Nie czekając na przebudzenie reszty załogi Rowens szybko włączyła systemy diagnostyczne AJOLOSA, a te od razu „wypluły” niepokojący komunikat o „znacznych szkodach” w maszynowni i uszkodzeniach w przepływie energii pomiędzy ogniwami! Znowu! Czyżby coś przeoczyli z Clrakiem, kiedy byli ta pierwszy raz!? To było niemożliwe!

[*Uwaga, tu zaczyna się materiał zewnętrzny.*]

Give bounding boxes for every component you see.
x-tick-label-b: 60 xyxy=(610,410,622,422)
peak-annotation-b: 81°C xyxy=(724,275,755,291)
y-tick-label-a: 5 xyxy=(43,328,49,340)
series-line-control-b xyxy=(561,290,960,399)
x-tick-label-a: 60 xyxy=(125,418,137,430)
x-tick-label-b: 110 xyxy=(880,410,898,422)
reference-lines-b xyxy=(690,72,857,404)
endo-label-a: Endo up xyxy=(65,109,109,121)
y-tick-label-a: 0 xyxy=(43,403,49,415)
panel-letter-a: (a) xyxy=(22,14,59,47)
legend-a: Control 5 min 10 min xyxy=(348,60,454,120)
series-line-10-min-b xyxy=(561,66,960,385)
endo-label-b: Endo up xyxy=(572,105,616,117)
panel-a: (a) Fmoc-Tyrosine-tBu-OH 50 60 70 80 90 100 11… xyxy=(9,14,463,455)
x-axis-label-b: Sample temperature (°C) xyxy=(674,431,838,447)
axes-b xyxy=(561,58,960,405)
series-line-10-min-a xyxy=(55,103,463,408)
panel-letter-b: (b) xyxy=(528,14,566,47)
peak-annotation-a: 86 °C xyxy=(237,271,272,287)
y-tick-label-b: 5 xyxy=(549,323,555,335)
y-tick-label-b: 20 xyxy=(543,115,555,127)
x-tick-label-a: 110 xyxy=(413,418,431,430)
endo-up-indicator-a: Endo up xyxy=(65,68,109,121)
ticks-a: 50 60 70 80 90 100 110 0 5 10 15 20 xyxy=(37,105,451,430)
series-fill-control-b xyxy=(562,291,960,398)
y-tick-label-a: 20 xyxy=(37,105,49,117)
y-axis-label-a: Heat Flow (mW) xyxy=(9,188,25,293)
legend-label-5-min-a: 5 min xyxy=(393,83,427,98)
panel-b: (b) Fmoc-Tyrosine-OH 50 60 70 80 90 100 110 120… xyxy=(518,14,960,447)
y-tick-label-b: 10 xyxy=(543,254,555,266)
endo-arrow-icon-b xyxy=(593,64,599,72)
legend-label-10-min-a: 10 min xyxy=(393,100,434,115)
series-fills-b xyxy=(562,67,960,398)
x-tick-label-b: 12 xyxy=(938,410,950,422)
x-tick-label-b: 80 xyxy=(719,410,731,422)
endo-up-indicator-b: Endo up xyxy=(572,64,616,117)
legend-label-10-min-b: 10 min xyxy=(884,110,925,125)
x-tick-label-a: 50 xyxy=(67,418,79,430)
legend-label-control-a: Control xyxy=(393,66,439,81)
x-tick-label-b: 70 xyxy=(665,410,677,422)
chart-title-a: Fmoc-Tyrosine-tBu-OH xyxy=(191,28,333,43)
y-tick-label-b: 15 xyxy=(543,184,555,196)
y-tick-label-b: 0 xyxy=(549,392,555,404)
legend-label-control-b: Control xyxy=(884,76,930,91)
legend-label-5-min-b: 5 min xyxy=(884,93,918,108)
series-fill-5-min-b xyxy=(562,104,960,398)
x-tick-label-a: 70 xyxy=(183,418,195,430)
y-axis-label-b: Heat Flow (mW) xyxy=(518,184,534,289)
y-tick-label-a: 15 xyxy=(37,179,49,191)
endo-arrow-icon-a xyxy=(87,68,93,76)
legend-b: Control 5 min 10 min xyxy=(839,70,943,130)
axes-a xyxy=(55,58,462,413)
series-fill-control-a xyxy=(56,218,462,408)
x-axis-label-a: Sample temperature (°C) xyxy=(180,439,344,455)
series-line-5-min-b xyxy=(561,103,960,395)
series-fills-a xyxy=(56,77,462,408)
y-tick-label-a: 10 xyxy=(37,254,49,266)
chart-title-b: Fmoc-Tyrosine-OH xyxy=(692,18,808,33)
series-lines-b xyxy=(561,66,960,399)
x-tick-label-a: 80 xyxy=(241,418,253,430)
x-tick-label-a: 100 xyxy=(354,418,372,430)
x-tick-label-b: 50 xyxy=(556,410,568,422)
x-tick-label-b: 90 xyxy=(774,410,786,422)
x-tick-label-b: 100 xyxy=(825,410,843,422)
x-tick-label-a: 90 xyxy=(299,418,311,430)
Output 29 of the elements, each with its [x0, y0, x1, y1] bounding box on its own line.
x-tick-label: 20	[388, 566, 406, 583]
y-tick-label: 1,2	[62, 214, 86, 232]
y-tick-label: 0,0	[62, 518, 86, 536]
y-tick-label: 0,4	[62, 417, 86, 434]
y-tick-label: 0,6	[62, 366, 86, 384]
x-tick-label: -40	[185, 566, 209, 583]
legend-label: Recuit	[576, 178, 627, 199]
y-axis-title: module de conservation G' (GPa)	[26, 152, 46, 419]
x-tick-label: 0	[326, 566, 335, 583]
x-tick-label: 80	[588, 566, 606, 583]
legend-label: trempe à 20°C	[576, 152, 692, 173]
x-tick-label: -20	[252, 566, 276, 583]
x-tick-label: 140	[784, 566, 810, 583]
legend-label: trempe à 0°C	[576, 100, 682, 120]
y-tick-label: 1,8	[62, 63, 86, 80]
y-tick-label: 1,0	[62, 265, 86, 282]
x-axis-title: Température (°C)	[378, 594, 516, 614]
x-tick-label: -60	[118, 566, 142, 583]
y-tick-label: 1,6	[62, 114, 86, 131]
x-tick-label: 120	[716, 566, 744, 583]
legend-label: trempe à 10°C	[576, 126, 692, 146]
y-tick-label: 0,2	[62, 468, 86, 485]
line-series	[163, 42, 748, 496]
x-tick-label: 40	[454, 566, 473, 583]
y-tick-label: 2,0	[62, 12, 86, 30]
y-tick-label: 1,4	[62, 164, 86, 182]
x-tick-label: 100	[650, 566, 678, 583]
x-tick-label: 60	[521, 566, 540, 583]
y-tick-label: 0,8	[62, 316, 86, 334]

Ross szybko skalibrował dane na skanerze, kiedy tylko AJOLOS odzyskał zasilanie i od razu wykrył dwie nowe sygnatury. Zbliżały się z prędkością 110 000 kilometrów na sekundę od strony Perły i mknęły prosto w stronę AJOLOSA. Docelowy czas osiągniecia pozycji ich okrętu wynosił ponad 4 godziny, chyba że nieznane obiekty przyspieszą.

Wyglądało na to, że wróg wysłał jakieś sondy badawcze lub jednostki dalekiego zwiadu w ich stronę. Cholerni Polariane byli niezwykle czujni, albo działali jak paranoicy, co było nawet do nich podobne.

Priorytety: przywrócenie systemów maskujących, usuniecie szkód w maszynowni, przywrócenie pełnej mocy bojowej okrętu, uniknięcie lub likwidacja wrogich celów.

Potrzebowali decyzji kapitana, który jako jedyny nie potwierdził swojej obecności po ogłoszonym przez Rowens alarmie.